FedEx Corp. and UPS Inc. made the disclosures in regulatory filings over the last several weeks. FedEx spokesman Patrick Fitzgerald confirmed the probe in a prepared statement and a phone interview Thursday.
The federal investigation of the two shipping giants stems from a blitz against online pharmacies that was launched in 2005. Since then, dozens of arrests have been made, thousands of websites shuttered and tens of millions of dollars and pills seized worldwide as investigators continue to broaden the probe beyond the operators.
Last year, Google Inc. agreed to pay $500 million to settle allegations by the U.S. Justice Department that it profited from ads for illegal online pharmacies.

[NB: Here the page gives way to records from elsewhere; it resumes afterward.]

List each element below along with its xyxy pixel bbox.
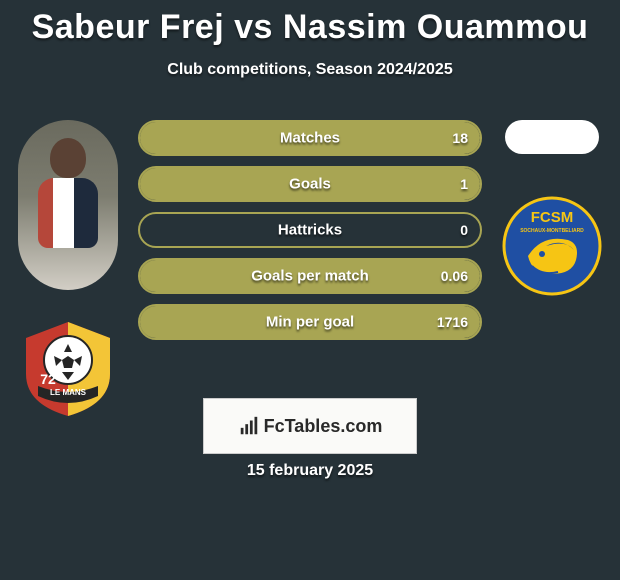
stat-row: Hattricks 0 [138, 212, 482, 248]
left-player-column: LE MANS 72 [8, 120, 128, 418]
stat-row: Min per goal 1716 [138, 304, 482, 340]
club-left-subtext: LE MANS [50, 388, 87, 397]
player-photo-right [505, 120, 599, 154]
club-logo-left: LE MANS 72 [18, 318, 118, 418]
chart-icon [238, 415, 260, 437]
date-text: 15 february 2025 [247, 462, 373, 480]
stat-label: Goals [289, 176, 331, 193]
club-right-subtext: SOCHAUX-MONTBELIARD [520, 228, 584, 234]
page-title: Sabeur Frej vs Nassim Ouammou [0, 0, 620, 47]
stat-value-right: 0 [460, 222, 468, 238]
stat-value-right: 1716 [437, 314, 468, 330]
stat-row: Goals per match 0.06 [138, 258, 482, 294]
player-photo-left [18, 120, 118, 290]
stat-value-right: 18 [452, 130, 468, 146]
subtitle: Club competitions, Season 2024/2025 [0, 61, 620, 79]
stat-label: Hattricks [278, 222, 342, 239]
stat-value-right: 0.06 [441, 268, 468, 284]
stat-row: Matches 18 [138, 120, 482, 156]
stat-label: Min per goal [266, 314, 354, 331]
watermark: FcTables.com [203, 398, 417, 454]
stat-label: Goals per match [251, 268, 369, 285]
stat-value-right: 1 [460, 176, 468, 192]
stats-bars: Matches 18 Goals 1 Hattricks 0 Goals per match… [138, 120, 482, 350]
stat-row: Goals 1 [138, 166, 482, 202]
right-player-column: FCSM SOCHAUX-MONTBELIARD [492, 120, 612, 296]
club-logo-right: FCSM SOCHAUX-MONTBELIARD [502, 196, 602, 296]
watermark-text: FcTables.com [264, 416, 383, 437]
club-left-text: 72 [40, 371, 56, 387]
stat-label: Matches [280, 130, 340, 147]
club-right-text: FCSM [531, 209, 574, 226]
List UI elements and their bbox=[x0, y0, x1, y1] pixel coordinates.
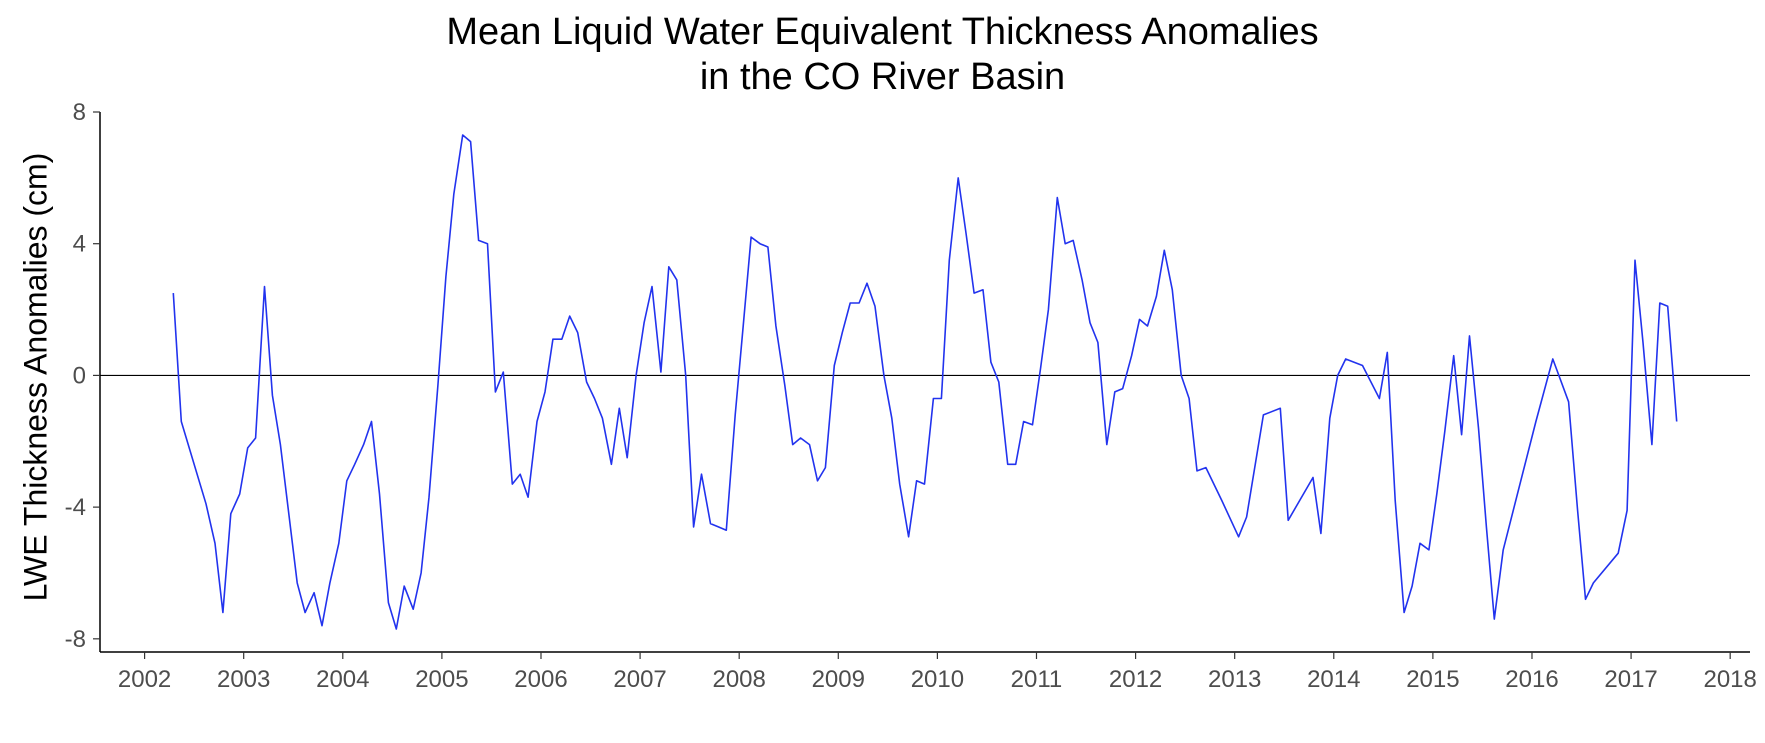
x-tick-label: 2017 bbox=[1604, 666, 1657, 693]
x-tick-label: 2014 bbox=[1307, 666, 1360, 693]
chart-title-line-2: in the CO River Basin bbox=[699, 56, 1066, 98]
y-tick-label: -8 bbox=[65, 626, 86, 653]
chart-title-line-1: Mean Liquid Water Equivalent Thickness A… bbox=[446, 11, 1319, 53]
x-tick-label: 2003 bbox=[217, 666, 270, 693]
y-tick-label: 4 bbox=[73, 231, 86, 258]
x-tick-label: 2010 bbox=[911, 666, 964, 693]
x-tick-label: 2006 bbox=[514, 666, 567, 693]
y-tick-label: 8 bbox=[73, 99, 86, 126]
series-layer bbox=[100, 134, 1750, 630]
x-tick-label: 2009 bbox=[812, 666, 865, 693]
x-tick-label: 2016 bbox=[1505, 666, 1558, 693]
x-tick-label: 2012 bbox=[1109, 666, 1162, 693]
y-tick-label: 0 bbox=[73, 362, 86, 389]
x-tick-label: 2004 bbox=[316, 666, 369, 693]
series-line-0 bbox=[172, 134, 1678, 630]
x-tick-label: 2015 bbox=[1406, 666, 1459, 693]
x-tick-label: 2005 bbox=[415, 666, 468, 693]
x-tick-label: 2011 bbox=[1011, 666, 1063, 693]
axes: -8 -4 0 4 8 2002 2003 2004 2005 2006 2007 2008 2009 2… bbox=[65, 99, 1757, 693]
x-tick-label: 2018 bbox=[1703, 666, 1756, 693]
x-tick-label: 2007 bbox=[613, 666, 666, 693]
x-tick-label: 2013 bbox=[1208, 666, 1261, 693]
x-tick-label: 2008 bbox=[712, 666, 765, 693]
x-tick-label: 2002 bbox=[118, 666, 171, 693]
y-tick-label: -4 bbox=[65, 494, 86, 521]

A federal jury on Thursday convicted three men of operating illegal pharmacies that used FedEx and UPS to deliver drugs without proper prescriptions. Seven others have been convicted in San Francisco this year.
Fitzgerald said he didn't know if the FedEx investigation was connected to the San Francisco cases, but U.S. Department of Justice investigators based in San Francisco are looking into issues "related to the transportation of packages for online pharmacies." He called the probe "absurd" and said the Memphis, Tenn., company denied any wrongdoing
A spokesman with the U.S. attorney's office in San Francisco declined to comment. A spokesman for Atlanta-based UPS couldn't be reached after business hours Thursday.
UPS disclosed the investigation Nov. 1 in a regulatory filing reporting its quarterly earnings.
"We have received requests for information from the DOJ in the Northern District of California in connection with a criminal investigation relating to the transportation of packages for online pharmacies that may have shipped pharmaceuticals in violation of federal law," the company stated. UPS said it was cooperating with the investigation and is "exploring the possibility of resolving this matter."
FedEx was more defiant. Fitzgerald said the company has no plans to plea bargain with federal officials.
"Settlement is not an option when there is no illegal activity," Fitzgerald said.
Both companies said they were served with grand jury subpoenas between 2007 and 2009. Fitzgerald declined to discuss why FedEx was now disclosing the investigation, but he confirmed that the company is under investigation for allegedly aiding and abetting online pharmacies that illegally ship prescription drugs.
Fitzgerald said the Drug Enforcement Agency has refused FedEx's request for a list of online pharmacies under investigation. Without such a list, Fitzgerald said it's impossible to know which companies are operating illegally.
"We have no interest in violating the privacy of our customers by opening and inspecting their packages in an attempt to determine the legality of the contents," Fitzgerald said.
Associated Press writer Alicia A. Caldwell in Washington contributed to this report.